J Phon. 2010 Jul 1;38(3):375-387. doi: 10.1016/j.wocn.2010.03.002.
The area function of the vocal tract in all of its spatial detail is not directly computable from the speech signal. But is partial, yet phonetically distinctive, information about articulation recoverable from the acoustic signal that arrives at the listener's ear? The answer to this question is important for phonetics, because various theories of speech perception predict different answers. Some theories assume that recovery of articulatory information must be possible, while others assume that it is impossible. However, neither type of theory provides firm evidence showing that distinctive articulatory information is or is not extractable from the acoustic signal. The present study focuses on vowel gestures and examines whether linguistically significant information, such as the constriction location, constriction degree, and rounding, is contained in the speech signal, and whether such information is recoverable from formant parameters. Perturbation theory and linear prediction were combined, in a manner similar to that in Mokhtari (1998) [Mokhtari, P. (1998). An acoustic-phonetic and articulatory study of speech-speaker dichotomy. Doctoral dissertation, University of New South Wales], to assess the accuracy of recovery of information about vowel constrictions. Distinctive constriction information estimated from the speech signal for ten American English vowels were compared to the constriction information derived from simultaneously collected X-ray microbeam articulatory data for 39 speakers [Westbury (1994). Xray microbeam speech production database user's handbook. University of Wisconsin, Madison, WI]. The recovery of distinctive articulatory information relies on a novel technique that uses formant frequencies and amplitudes, and does not depend on a principal components analysis of the articulatory data, as do most other inversion techniques. These results provide evidence that distinctive articulatory information for vowels can be recovered from the acoustic signal.

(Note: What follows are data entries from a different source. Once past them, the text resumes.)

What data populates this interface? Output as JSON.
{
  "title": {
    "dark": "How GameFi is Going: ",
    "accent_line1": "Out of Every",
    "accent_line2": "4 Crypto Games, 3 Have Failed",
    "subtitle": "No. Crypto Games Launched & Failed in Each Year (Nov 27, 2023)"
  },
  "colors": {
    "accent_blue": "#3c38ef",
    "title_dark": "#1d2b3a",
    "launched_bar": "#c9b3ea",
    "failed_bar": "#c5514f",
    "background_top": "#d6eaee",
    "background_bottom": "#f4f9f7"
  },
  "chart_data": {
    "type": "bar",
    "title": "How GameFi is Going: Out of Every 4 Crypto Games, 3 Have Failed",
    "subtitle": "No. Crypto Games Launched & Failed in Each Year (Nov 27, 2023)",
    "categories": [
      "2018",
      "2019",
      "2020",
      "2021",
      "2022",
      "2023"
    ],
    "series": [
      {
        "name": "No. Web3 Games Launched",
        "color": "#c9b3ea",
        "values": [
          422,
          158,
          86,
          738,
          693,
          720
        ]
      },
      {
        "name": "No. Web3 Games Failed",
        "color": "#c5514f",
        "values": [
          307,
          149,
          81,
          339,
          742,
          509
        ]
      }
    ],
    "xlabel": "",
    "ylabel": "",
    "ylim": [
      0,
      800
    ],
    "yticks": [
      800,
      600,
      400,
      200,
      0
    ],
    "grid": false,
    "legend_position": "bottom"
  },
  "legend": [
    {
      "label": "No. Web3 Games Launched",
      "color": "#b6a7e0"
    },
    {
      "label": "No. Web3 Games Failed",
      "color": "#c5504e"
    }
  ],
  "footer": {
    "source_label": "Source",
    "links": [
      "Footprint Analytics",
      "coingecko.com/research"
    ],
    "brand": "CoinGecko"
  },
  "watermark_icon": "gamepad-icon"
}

声道的完整空间细节区域功能无法直接从语音信号中计算得出。但是,关于发音的部分但在语音上具有区别性的信息能否从到达听众耳朵的声学信号中恢复呢?这个问题的答案对语音学很重要,因为各种语音感知理论预测了不同的答案。一些理论假设必须能够恢复发音信息,而另一些理论则假设这是不可能的。然而,这两种理论都没有提供确凿的证据表明区别性发音信息是否可以从声学信号中提取。本研究聚焦于元音手势,考察语音信号中是否包含诸如收缩位置、收缩程度和圆唇等具有语言学意义的信息,以及这些信息是否可以从共振峰参数中恢复。扰动理论和线性预测以类似于莫赫塔里(1998年)[莫赫塔里,P.(1998年)。语音 - 说话者二分法的声学语音学和发音研究。博士论文,新南威尔士大学]的方式相结合,以评估元音收缩信息恢复的准确性。将从语音信号中估计出的十个美国英语元音的区别性收缩信息与从39名说话者同时收集的X射线微束发音数据中得出的收缩信息进行比较[韦斯特伯里(1994年)。X射线微束语音产生数据库用户手册。威斯康星大学麦迪逊分校,威斯康星州]。区别性发音信息的恢复依赖于一种使用共振峰频率和幅度的新技术,并且不像大多数其他反转技术那样依赖于发音数据的主成分分析。这些结果提供了证据,表明元音的区别性发音信息可以从声学信号中恢复。